For our second case study, we examine Atlantic Hurricane Bret’s transition into east Pacific Hurricane Greg after dissipating at 1800 UTC 11 August (not shown). Figure 11b shows the 1000-hPa streamlines for 14 August as well as Greg’s 850–600-hPa vorticity track. In contrast to the background flow associated with Fernando, the development of Greg is associated with strong south-to-southwesterly flow across the east Pacific at 1000 hPa and a shift in the confluence region to along the coast of Mexico and Central America. The confluence region is not as well defined as on 8 August, as eddies dominate the 20-day streamlines at 108°, 95°, and 90°W at this time. Nevertheless, Greg’s track generally follows the region of confluence as seen with Fernando. Figure 12b indicates that Greg’s track also meanders through a region of potentially unstable flow prior to amplifying, starting on 14 August near 12°N, 105°W. On 14 August the MJO was in a westerly phase with westerly anomalies of 0.5–1 m s⁻¹ observed between 100° and 120°W from 16–21 August (not shown). The location of the confluence region and resulting EW track occurs within the region of enhanced low-level cyclonic vorticity off the southwestern coast of Mexico, as is favored during the convective (westerly) phase of the MJO (Aiyyer and Molinari 2008).

The development of Hurricane Greg is further examined in Figs. 13c,d. At 1200 UTC 13 August, Atlantic Tropical Storm Bret can still be seen as a disorganized trough south of and through the Isthmus of Tehuantepec (Fig. 13c). The location of the dissipated Bret is marked by a diamond at 10°N, 100°W. Little meridional shear in the zonal winds is seen at this time, except north of Panama and within the Isthmus of Tehuantepec. A limited region of eddy energy conversions is seen west of the trough, as well as over Panama and Costa Rica.

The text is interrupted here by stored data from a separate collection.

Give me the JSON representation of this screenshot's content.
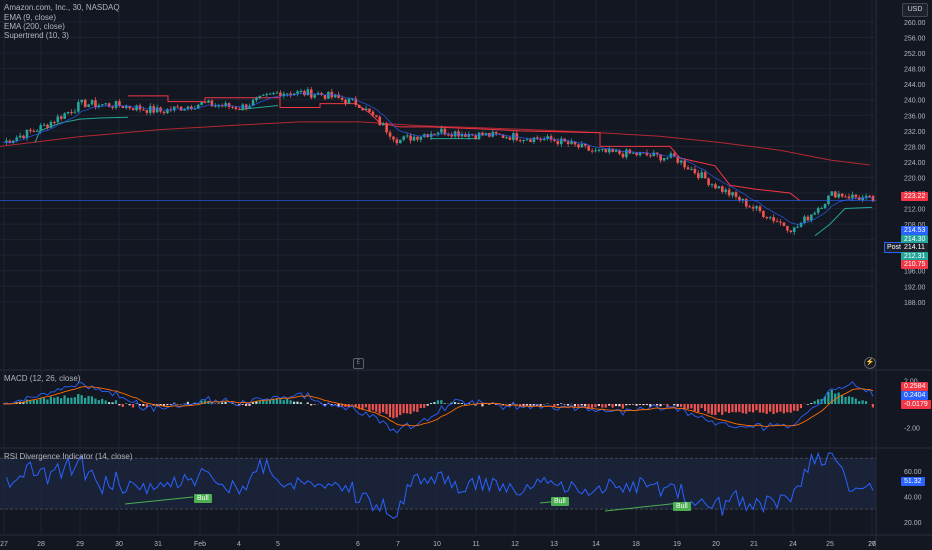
{
  "legend": {
    "symbol": "Amazon.com, Inc., 30, NASDAQ",
    "ema9": "EMA (9, close)",
    "ema200": "EMA (200, close)",
    "supertrend": "Supertrend (10, 3)",
    "macd": "MACD (12, 26, close)",
    "rsi": "RSI Divergence Indicator (14, close)"
  },
  "currency_button": "USD",
  "post_label": "Post",
  "icons": {
    "pane_toggle": "e-icon",
    "alert": "lightning-icon"
  },
  "colors": {
    "background": "#131722",
    "grid": "#1f2330",
    "up": "#26a69a",
    "down": "#ef5350",
    "ema200": "#b22833",
    "supertrend_down_fill": "#3a1b26",
    "supertrend_up_fill": "#13322c",
    "macd_line": "#2962ff",
    "signal_line": "#ff6d00",
    "rsi_line": "#2962ff",
    "rsi_band": "#1e2841",
    "bull_label": "#4caf50"
  },
  "price_axis": {
    "ticks": [
      "260.00",
      "256.00",
      "252.00",
      "248.00",
      "244.00",
      "240.00",
      "236.00",
      "232.00",
      "228.00",
      "224.00",
      "220.00",
      "216.00",
      "212.00",
      "208.00",
      "204.00",
      "200.00",
      "196.00",
      "192.00",
      "188.00"
    ],
    "badges": [
      {
        "label": "223.22",
        "color": "#f23645"
      },
      {
        "label": "214.53",
        "color": "#2962ff"
      },
      {
        "label": "214.30",
        "color": "#26a69a"
      },
      {
        "label": "214.11",
        "color": "#1e222d"
      },
      {
        "label": "212.31",
        "color": "#26a69a"
      },
      {
        "label": "210.75",
        "color": "#f23645"
      }
    ]
  },
  "macd_axis": {
    "ticks": [
      "2.00",
      "-2.00"
    ],
    "badges": [
      {
        "label": "0.2584",
        "color": "#f23645"
      },
      {
        "label": "0.2404",
        "color": "#2962ff"
      },
      {
        "label": "-0.0179",
        "color": "#f23645"
      }
    ]
  },
  "rsi_axis": {
    "ticks": [
      "60.00",
      "40.00",
      "20.00"
    ],
    "badges": [
      {
        "label": "51.32",
        "color": "#2962ff"
      }
    ]
  },
  "rsi_labels": [
    "Bull",
    "Bull",
    "Bull"
  ],
  "time_axis": [
    "27",
    "28",
    "29",
    "30",
    "31",
    "Feb",
    "4",
    "5",
    "6",
    "7",
    "10",
    "11",
    "12",
    "13",
    "14",
    "18",
    "19",
    "20",
    "21",
    "24",
    "25",
    "26",
    "27"
  ],
  "chart_data": {
    "type": "candlestick",
    "title": "Amazon.com, Inc., 30, NASDAQ",
    "ylim": [
      186,
      262
    ],
    "x": [
      "27",
      "28",
      "29",
      "30",
      "31",
      "Feb",
      "4",
      "5",
      "6",
      "7",
      "10",
      "11",
      "12",
      "13",
      "14",
      "18",
      "19",
      "20",
      "21",
      "24",
      "25",
      "26",
      "27"
    ],
    "close_path": [
      [
        0,
        229
      ],
      [
        1,
        233
      ],
      [
        2,
        239
      ],
      [
        3,
        238.5
      ],
      [
        4,
        237
      ],
      [
        5,
        239
      ],
      [
        6,
        238
      ],
      [
        7,
        242
      ],
      [
        8,
        241.5
      ],
      [
        9,
        239
      ],
      [
        10,
        229.5
      ],
      [
        11,
        232
      ],
      [
        12,
        231
      ],
      [
        13,
        230.5
      ],
      [
        14,
        229.5
      ],
      [
        15,
        226.5
      ],
      [
        16,
        226
      ],
      [
        17,
        225
      ],
      [
        18,
        218
      ],
      [
        19,
        212
      ],
      [
        20,
        206.5
      ],
      [
        21,
        216
      ],
      [
        22,
        214.1
      ]
    ],
    "ema9_last": 214.53,
    "ema200_last": 223.22,
    "supertrend_last": 212.31,
    "last_price": 214.11
  }
}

By 1200 UTC 14 August, these centers of eddy energy have merged and now lie in a region of enhanced meridional shear of the zonal wind. The trough is better defined, and the vorticity track is now at 13°N, 104°W. Conversions are also developing on the east side of the trough, though a large center of conversions remains on to the west as well. At 0000 UTC 15 August, Greg was identified as a tropical depression. At this time high eddy kinetic energy is observed around the center of the storm, except on the open wave side of the trough to the southwest (not shown).

Fernando’s and Greg’s development are in line with the statistical analyses of the previous sections and suggest that, for these cases, EW and associated storm development in the east Pacific involves conversions of mean flow to eddy energy through the meridional shear in the zonal wind, which occur preferentially in regions of negative meridional gradients in PV. The statistical relationship between tropical storm genesis, EWs, and the states of the CLLJ and MJO need to be examined further.